Dr. Vic Arcus is a Professor of Biological Sciences at the University of Waikato in New Zealand. He received his Bachelor’s and Master’s degrees in Organic Chemistry from the University of Waikato and his PhD in Molecular Biology from Cambridge. Afterward, Vic became a fellow of Trinity College, and then served on the faculty at Auckland University before returning to Waikato where he is today. Vic is here with us today to tell us all about his journey through life and science.
People Behind the Science Podcast Show Notes
Life Outside of Science
Vic’s interests outside of science include music and exercise. He is an amateur triathlete and also takes a piano lessons once a week.
The Scientific Side
In the lab, Vic works as a biochemist to understand the function of enzymes both within and outside of cells. Lately, he has also been studying the evolution of enzymes.
A Dose of Motivation
“You have brains in your head. You have feet in your shoes. You can steer yourself any direction you choose.” by Dr. Seuss.
What Got You Hooked on Science?
Growing up, he was inspired by David Attenborough and the BBC Series Life on Earth. Going through school, Vic assumed he was going to be a lawyer, a doctor, or an engineer, so he never considered becoming a scientist before heading off to university. Once there, he started with general classes in chemistry, math, and philosophy that really sparked his interest in science.
The Low Points: Failures and Challenges
After being awarded his PhD from Cambridge, Vic declined a prestigious postdoctoral fellowship to return to New Zealand for an opportunity there. He had accepted a postdoctoral fellowship in a government research agency that was being completely restructured which made for a really rocky transition. It got so bad that he even considered leaving science and going back to law school to pursue a completely different career.
A Shining Success!
Vic considers his idea of scaling up their thermodynamics model from enzymes to large ecosystems as one of his greatest achievements. After having his paper on the subject rejected by some of the best journals, he finally got lucky with his fourth journal submission. This journal initially rejected the paper, but a thoughtful letter to the editor explaining their difficult position of being at the intersection of multiple fields got the paper in the hands of reviewers. With three glowing reviews, the paper was immediately published.
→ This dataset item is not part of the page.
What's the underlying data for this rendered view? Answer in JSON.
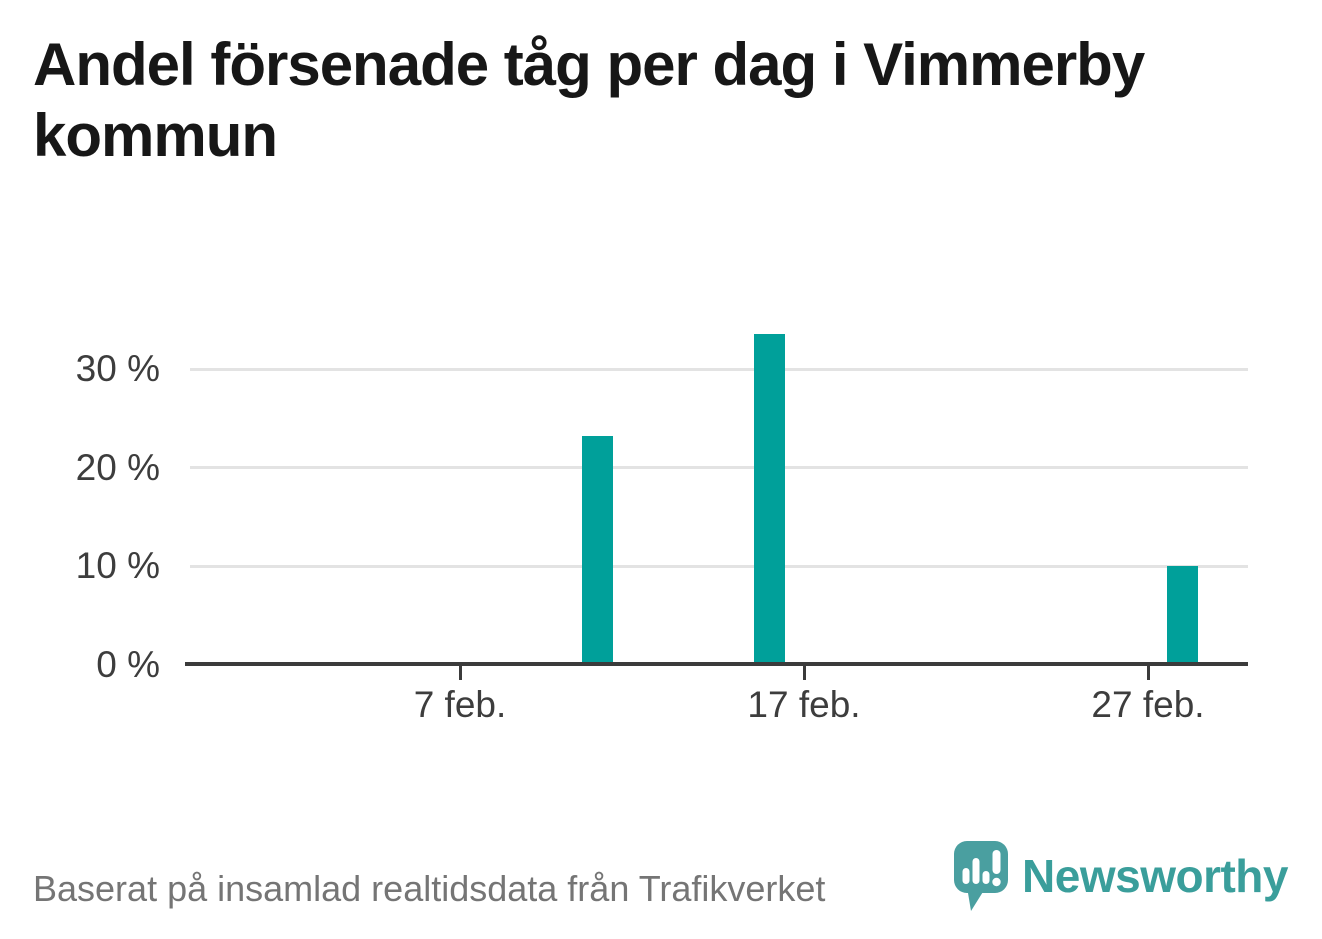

The Luminaries by Eleanor Catton, Capital in the Twenty-First Century by Thomas Piketty
Most Treasured Travel
During a conference in Santa Fe, he was able to visit Los Alamos and the Los Alamos Museum which was home to the Manhattan Project in the 1940s. This had a really big impact on him because it brought to light the tensions that exist between science, politics, and global conflict. At the time Vic was also reading the biography of Richard Feynman who had worked there, and this provided an even deeper perspective.
Quirky Traditions and Funny Memories
Vic’s laboratory has a tradition of celebrating each student’s PhD completion with champagne and a gift of the book Oh, The Places You’ll Go by Dr. Seuss. His lab’s tradition of giving this book and a general love of sharing baked goods came from his fantastic lab manager.
Advice For Us All
Spend the one third of your life sorting out your ideas and what you want to do. Spend the second third of your life doing it. The final third of your life should be spent giving back and mentoring others. Also keep in mind that patience and diligence are the keys to achieving what you want in this world.
Vic leads a group of researchers looking at the molecular biology of tuberculosis. Tuberculosis has been described by the World Health Organization as a global epidemic. It kills more people every year (~3 million) than any other single infectious disease. New Zealand has relatively low incidence rates of tuberculosis but vigilance is still required even here. Vic is also very interested in the thermodynamics of enzyme function. He and his friend Louis Schipper have developed a theory that they have called Macromolecular Rate Theory (MMRT) to describe the temperature dependence of biological rates from enzymes to ecosystems. Vic did his undergraduate science degree at the University of Waikato and then flew off to Cambridge UK to do a PhD in molecular biology. He then spent eight years at Auckland University before returning “home” to Hamilton in 2006. Vic likes music and football (soccer). He likes to swim, bike and run. Up until recently, he and his wife Fiona, undertook these activities with their two kids, Leon and Grace. Unfortunately for Fiona and Vic, the kids have got faster and they have got slower.